The study reports the cancer burden in sub-Saharan Africa using national cancer incidence and mortality estimates from IARC’s GLOBOCAN 2020 database.

He reports that although cancer incidence rates remain unchanged, the cancer burden is expected to nearly double in sub-Saharan Africa over the next 20 years due to population growth and aging, up to 1.5 million new cases and 1 million deaths by 2040.

Characteristics of tumors in sub-Saharan Africa

The new report provides an overview of the cancer burden in terms of the number and characteristics of cancers in the region.

It reports an estimated total of 801,392 new cancer cases and 520,158 cancer deaths in sub-Saharan Africa in 2020.

Female breast cancer (129,400 cases) and cervical cancer (110,300 cases) are responsible for 3 out of 10 cancers diagnosed in both sexes.

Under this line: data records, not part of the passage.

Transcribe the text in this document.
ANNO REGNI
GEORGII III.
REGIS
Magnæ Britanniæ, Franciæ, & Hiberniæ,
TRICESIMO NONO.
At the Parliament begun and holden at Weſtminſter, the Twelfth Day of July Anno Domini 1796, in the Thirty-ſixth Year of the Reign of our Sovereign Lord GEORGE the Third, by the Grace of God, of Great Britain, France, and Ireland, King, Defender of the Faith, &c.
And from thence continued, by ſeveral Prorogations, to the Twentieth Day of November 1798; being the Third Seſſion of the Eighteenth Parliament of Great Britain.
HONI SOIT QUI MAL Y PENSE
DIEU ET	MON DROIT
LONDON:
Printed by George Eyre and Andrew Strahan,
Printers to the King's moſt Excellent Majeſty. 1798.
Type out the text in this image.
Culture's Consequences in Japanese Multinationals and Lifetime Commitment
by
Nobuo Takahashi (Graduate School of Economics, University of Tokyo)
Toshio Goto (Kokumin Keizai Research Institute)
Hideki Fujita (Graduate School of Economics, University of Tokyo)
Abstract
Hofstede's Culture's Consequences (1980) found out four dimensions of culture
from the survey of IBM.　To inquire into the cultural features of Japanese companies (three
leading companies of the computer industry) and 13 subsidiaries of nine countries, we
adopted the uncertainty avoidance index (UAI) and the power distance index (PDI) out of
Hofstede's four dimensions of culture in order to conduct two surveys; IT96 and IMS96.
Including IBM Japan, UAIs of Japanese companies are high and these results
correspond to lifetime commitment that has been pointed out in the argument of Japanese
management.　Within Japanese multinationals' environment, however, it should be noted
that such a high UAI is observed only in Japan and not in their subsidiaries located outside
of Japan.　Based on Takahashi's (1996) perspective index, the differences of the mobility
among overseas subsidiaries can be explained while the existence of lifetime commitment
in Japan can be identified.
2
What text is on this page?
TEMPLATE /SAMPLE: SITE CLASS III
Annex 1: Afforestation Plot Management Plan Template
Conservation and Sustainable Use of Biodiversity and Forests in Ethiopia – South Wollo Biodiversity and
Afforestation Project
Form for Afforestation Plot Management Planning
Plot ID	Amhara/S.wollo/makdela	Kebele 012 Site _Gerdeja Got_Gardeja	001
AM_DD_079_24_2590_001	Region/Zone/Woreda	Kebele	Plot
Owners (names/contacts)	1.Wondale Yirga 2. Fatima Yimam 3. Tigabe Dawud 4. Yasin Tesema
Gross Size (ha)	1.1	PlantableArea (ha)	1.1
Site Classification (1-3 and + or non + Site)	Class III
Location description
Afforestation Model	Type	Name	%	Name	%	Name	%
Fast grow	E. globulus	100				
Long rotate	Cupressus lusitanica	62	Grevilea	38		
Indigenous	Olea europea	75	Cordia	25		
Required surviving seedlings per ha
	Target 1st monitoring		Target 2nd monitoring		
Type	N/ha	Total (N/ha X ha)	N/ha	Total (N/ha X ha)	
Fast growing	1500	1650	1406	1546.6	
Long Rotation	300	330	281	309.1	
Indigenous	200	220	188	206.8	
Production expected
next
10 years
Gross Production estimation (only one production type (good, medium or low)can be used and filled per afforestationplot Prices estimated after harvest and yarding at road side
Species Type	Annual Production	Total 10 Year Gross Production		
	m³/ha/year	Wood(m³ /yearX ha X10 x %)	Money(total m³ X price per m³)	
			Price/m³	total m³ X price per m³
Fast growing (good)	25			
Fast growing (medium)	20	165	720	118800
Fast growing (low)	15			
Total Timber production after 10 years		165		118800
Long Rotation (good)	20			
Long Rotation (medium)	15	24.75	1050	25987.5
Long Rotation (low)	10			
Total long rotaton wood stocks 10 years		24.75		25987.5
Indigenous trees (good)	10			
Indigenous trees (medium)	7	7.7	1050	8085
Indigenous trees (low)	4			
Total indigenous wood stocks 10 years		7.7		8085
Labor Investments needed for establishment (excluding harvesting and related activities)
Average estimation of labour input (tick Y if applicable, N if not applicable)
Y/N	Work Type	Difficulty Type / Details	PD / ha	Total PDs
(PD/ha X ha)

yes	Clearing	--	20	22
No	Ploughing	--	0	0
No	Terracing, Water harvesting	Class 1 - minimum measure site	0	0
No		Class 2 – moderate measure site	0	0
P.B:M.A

Among women, the most common types of cancer are breast cancer (which ranked first in 28 countries) and cervical cancer (in 19 countries). While in men, the most common type of cancer was prostate cancer (77,300 cases), followed by liver cancer (24,700 cases) and colorectal cancer (23,400 cases). Prostate cancer is the most common incident cancer in men in 40 sub-Saharan African countries.

The risk for a sub-Saharan African woman to develop cancer at age 75 is 14.1%, with breast cancer (4.1%) and cervical cancer (3.5%) being together responsible for half of this risk.

For men, the corresponding cumulative incidence at age 75 is lower (12.2%), with prostate cancer responsible for a third of this risk (4.2%).

Invest in locally produced data

To overcome the growing cancer challenge in the region, each sub-Saharan African country must implement a cancer control program as part of national health planning and have routine surveillance systems that can monitor cancer progress and implementation. of specific interventions.

The lead author of the study stressed the importance of investing in ledgers.

“A coordinated approach to the implementation of national strategies requires sustained investment in registries, which are the best surveillance system and provide data on incidence and survival by type of cancer and by stage at diagnosis,” said the head of the cancer surveillance at IARC and lead author of the report, Dr. Freddie Bray.

The study authors point out that local data from cancer registries in the region – members of the African Cancer Registries Network (AFCRN) – are critical for improving outcomes and saving lives.

Investing in the main source of information – population-based cancer registries – would provide countries with the ongoing data they need to plan and inform national cancer services, they said.

Over the past decade, the IARC-led Global Initiative for Cancer Registry Development (GICR) has given new impetus to support existing cancer registries and create new ones. In sub-Saharan Africa, the work of the GICR is carried out by members of the AFCRN, a consortium of all population-based cancer registries in the region that can meet defined quality criteria, including progressively full population coverage. The number of such registers in sub-Saharan Africa increased from 21 in 2013 to 35 (in 25 different countries) by the end of 2021.